Protocol-Based	Operators implement Python `Protocol` classes – no base class inheritance required. Any object with `select_action(obs)` is a valid operator.
Category System	Every operator belongs to a category: `human`, `llm`, `rl`, or `baseline`. The GUI adapts its configuration UI based on category.
Interactive Mode	Operators run as subprocesses with `--interactive` flag, enabling step-by-step JSON commands over stdin/stdout. This keeps the GUI responsive while operators compute.
Multi-Operator Comparison	Multiple operators can run side-by-side on the same environment with shared seeds for scientific comparison (e.g., LLM vs RL on the same MiniGrid layout).
Decoupled Execution	Manual mode (click-to-step) and Script mode (automated experiments) are fully independent code paths with separate state machines.

Available Operators¶

Operator	Category	Backend	Use Case
Human	human	Keyboard input via GUI	Manual play and debugging
BALROG LLM	llm	balrog_worker (vLLM, OpenRouter)	Single-agent LLM benchmarking on MiniGrid/BabyAI
MOSAIC LLM	llm	mosaic_llm_worker (vLLM, OpenRouter, OpenAI, Anthropic)	Multi-agent LLM with coordination and Theory of Mind
Chess LLM	llm	chess_worker (llm_chess prompting)	LLM chess play with multi-turn dialog
CleanRL	rl	cleanrl_worker (PPO, DQN)	Trained single-agent RL policy evaluation
XuanCe	rl	xuance_worker (MAPPO, QMIX)	Trained multi-agent RL policy evaluation
Ray RLlib	rl	ray_worker (PPO, IMPALA)	Distributed RL policy evaluation
Random Baseline	baseline	operators_worker (random action)	Baseline comparison for experiments

Tip

An Operator wraps one or more Workers.
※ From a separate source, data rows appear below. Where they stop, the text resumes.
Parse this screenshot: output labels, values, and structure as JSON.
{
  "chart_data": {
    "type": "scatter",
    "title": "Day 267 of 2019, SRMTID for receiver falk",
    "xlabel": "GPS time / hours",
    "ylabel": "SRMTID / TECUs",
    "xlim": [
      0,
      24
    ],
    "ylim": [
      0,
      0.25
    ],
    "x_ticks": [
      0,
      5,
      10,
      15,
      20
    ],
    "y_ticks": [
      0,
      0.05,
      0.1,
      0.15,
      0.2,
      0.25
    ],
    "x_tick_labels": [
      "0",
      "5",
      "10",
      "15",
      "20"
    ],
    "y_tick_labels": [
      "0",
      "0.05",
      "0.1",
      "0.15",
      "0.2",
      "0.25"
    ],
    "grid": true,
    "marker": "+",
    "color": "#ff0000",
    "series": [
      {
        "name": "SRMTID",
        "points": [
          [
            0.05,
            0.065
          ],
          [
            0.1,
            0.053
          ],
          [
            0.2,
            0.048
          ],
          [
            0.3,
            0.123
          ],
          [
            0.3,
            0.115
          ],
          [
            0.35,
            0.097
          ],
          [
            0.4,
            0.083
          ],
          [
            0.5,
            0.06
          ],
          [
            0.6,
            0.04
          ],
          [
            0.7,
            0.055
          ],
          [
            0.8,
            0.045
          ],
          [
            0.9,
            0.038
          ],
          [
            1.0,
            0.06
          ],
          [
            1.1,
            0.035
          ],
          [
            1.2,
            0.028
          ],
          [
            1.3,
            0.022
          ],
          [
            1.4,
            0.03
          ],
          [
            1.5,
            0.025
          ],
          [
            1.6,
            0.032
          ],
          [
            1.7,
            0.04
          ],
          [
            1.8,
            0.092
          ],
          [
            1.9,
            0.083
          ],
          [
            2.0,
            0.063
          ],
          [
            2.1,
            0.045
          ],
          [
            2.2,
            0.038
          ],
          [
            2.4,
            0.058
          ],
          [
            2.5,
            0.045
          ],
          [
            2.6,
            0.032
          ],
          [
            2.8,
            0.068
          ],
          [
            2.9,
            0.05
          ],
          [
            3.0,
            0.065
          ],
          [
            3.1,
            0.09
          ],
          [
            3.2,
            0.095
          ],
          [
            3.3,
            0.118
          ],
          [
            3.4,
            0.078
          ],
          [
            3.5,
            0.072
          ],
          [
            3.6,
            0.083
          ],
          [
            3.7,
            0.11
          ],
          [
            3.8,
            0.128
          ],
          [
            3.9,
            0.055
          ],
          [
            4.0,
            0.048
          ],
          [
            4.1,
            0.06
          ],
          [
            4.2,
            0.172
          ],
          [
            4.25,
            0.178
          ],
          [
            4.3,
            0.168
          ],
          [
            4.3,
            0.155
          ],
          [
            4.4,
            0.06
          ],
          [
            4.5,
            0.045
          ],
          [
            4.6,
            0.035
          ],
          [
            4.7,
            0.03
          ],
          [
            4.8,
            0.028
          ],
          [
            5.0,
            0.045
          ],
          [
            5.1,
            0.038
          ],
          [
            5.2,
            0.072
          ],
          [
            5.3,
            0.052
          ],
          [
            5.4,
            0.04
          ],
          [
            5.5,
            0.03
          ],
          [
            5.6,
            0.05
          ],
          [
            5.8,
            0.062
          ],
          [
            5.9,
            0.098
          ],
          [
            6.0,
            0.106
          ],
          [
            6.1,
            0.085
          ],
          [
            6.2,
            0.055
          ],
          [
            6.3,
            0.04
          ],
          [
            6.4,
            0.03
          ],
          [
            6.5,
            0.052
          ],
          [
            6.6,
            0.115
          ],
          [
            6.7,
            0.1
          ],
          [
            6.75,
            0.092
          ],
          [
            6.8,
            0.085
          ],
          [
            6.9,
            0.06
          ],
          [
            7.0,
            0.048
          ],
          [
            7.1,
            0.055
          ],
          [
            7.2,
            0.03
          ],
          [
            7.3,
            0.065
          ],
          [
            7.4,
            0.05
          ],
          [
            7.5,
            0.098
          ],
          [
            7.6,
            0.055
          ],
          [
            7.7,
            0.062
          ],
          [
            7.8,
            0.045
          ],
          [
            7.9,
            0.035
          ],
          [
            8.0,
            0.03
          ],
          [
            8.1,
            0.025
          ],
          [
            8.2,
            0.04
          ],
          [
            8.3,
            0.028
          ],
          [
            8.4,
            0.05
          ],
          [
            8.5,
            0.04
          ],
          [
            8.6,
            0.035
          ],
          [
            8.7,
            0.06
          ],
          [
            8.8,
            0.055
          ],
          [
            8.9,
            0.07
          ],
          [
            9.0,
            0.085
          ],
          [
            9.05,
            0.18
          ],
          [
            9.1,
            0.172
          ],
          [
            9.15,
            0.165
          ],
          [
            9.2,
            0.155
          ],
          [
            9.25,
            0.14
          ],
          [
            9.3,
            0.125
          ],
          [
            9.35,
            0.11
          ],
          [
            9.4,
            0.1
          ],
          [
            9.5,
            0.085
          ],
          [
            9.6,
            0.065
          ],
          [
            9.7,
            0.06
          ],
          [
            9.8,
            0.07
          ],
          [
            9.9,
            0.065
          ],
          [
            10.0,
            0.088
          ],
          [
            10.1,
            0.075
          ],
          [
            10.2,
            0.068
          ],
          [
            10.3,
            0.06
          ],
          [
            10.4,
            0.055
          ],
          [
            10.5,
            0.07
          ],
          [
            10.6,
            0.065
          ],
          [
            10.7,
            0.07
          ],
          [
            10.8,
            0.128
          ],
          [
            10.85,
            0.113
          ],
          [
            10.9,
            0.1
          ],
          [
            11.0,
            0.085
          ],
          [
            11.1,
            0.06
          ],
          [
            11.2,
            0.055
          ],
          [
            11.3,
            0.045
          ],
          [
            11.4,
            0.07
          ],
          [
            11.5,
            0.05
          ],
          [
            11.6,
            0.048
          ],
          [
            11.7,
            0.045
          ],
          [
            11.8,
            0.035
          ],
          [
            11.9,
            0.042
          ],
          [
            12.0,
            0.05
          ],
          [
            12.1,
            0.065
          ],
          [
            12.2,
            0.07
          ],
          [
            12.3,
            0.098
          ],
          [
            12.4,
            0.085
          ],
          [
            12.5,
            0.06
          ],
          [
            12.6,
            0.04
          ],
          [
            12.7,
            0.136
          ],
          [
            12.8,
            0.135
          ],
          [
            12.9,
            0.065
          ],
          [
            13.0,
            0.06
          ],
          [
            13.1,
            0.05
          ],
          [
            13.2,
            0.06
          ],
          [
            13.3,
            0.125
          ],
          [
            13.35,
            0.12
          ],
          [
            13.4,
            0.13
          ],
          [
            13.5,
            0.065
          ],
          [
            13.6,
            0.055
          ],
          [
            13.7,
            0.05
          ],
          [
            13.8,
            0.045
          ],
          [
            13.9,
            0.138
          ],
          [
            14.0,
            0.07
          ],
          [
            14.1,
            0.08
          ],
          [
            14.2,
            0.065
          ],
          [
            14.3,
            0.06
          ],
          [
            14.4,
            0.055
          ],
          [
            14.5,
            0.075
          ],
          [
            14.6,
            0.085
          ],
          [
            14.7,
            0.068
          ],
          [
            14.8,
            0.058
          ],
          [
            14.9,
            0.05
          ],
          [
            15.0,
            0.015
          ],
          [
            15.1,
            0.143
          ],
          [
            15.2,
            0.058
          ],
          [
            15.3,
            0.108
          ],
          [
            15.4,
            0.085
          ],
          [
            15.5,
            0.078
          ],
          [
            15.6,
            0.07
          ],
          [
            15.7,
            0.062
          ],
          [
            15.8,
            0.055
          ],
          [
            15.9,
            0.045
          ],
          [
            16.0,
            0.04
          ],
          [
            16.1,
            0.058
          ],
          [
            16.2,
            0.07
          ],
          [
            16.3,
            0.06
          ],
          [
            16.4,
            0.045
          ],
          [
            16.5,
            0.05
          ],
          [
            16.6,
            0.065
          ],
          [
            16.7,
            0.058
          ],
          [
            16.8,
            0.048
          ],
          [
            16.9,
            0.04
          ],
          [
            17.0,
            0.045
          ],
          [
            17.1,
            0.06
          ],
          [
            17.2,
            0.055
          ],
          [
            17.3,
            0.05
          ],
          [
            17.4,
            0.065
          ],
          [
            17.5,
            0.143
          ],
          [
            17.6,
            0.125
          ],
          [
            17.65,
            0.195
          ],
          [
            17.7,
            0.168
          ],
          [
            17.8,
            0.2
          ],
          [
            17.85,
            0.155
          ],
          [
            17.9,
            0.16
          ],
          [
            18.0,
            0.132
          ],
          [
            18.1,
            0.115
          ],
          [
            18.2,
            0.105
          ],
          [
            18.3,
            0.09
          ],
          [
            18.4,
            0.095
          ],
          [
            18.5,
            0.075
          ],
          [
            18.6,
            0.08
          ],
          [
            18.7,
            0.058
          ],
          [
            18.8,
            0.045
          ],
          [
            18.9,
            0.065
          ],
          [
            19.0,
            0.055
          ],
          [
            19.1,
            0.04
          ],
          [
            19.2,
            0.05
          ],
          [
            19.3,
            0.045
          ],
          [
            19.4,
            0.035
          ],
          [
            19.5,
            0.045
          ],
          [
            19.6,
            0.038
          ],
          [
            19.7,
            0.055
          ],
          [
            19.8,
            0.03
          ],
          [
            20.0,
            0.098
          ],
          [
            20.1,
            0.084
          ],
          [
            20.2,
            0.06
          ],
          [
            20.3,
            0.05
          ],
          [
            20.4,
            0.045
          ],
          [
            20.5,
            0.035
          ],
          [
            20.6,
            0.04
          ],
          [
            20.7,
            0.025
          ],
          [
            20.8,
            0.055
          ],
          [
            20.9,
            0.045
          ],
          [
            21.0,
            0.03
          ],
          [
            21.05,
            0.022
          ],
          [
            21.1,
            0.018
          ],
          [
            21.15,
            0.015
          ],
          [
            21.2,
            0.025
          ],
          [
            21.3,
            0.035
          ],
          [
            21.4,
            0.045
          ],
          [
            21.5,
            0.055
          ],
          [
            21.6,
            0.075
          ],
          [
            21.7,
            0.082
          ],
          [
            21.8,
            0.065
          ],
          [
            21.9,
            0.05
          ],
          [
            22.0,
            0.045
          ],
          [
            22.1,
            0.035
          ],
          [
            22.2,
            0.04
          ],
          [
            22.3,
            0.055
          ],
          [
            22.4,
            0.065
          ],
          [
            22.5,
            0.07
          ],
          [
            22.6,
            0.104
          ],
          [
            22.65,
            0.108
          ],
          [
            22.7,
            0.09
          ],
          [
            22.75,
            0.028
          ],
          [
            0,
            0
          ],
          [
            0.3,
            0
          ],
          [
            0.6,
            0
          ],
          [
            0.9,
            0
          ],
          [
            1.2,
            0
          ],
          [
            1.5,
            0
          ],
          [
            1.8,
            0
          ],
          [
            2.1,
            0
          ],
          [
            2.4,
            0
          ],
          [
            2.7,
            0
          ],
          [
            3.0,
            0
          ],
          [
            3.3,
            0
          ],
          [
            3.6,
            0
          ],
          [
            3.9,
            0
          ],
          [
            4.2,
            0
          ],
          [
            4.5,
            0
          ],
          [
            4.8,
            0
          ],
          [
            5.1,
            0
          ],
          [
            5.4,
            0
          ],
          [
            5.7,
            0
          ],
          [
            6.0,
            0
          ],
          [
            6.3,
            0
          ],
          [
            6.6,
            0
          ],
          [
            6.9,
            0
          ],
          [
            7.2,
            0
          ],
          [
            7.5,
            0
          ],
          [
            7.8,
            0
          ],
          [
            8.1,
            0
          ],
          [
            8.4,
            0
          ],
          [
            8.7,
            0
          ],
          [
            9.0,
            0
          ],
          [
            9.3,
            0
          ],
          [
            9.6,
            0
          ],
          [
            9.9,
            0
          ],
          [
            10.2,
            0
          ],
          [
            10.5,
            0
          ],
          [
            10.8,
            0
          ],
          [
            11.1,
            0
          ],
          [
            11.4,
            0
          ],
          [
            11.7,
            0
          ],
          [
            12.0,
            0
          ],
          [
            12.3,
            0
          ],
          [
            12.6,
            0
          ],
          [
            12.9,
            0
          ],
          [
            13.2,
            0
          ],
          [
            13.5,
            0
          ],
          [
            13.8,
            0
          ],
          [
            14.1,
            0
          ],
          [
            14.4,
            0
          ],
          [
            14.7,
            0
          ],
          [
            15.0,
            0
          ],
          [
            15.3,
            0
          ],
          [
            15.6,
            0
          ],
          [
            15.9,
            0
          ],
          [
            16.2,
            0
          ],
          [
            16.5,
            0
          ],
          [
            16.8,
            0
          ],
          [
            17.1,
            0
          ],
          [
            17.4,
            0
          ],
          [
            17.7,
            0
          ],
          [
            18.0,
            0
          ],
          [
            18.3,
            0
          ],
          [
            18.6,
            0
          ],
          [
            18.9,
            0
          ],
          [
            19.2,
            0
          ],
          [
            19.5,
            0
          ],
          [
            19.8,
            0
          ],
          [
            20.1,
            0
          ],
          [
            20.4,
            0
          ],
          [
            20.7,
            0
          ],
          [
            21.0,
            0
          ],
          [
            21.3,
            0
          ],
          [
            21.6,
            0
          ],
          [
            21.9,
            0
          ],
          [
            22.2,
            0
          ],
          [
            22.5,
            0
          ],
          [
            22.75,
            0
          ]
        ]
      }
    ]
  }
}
The Operator is the agent-level interface (select_action(obs) -> action) that the GUI interacts with. The Worker is the process-level engine that runs inside the Operator. This separation is what enables heterogeneous teams – e.g., an RL-trained policy and an LLM playing side-by-side in the same multi-agent environment. See What Is an Operator? for the full motivation and diagrams.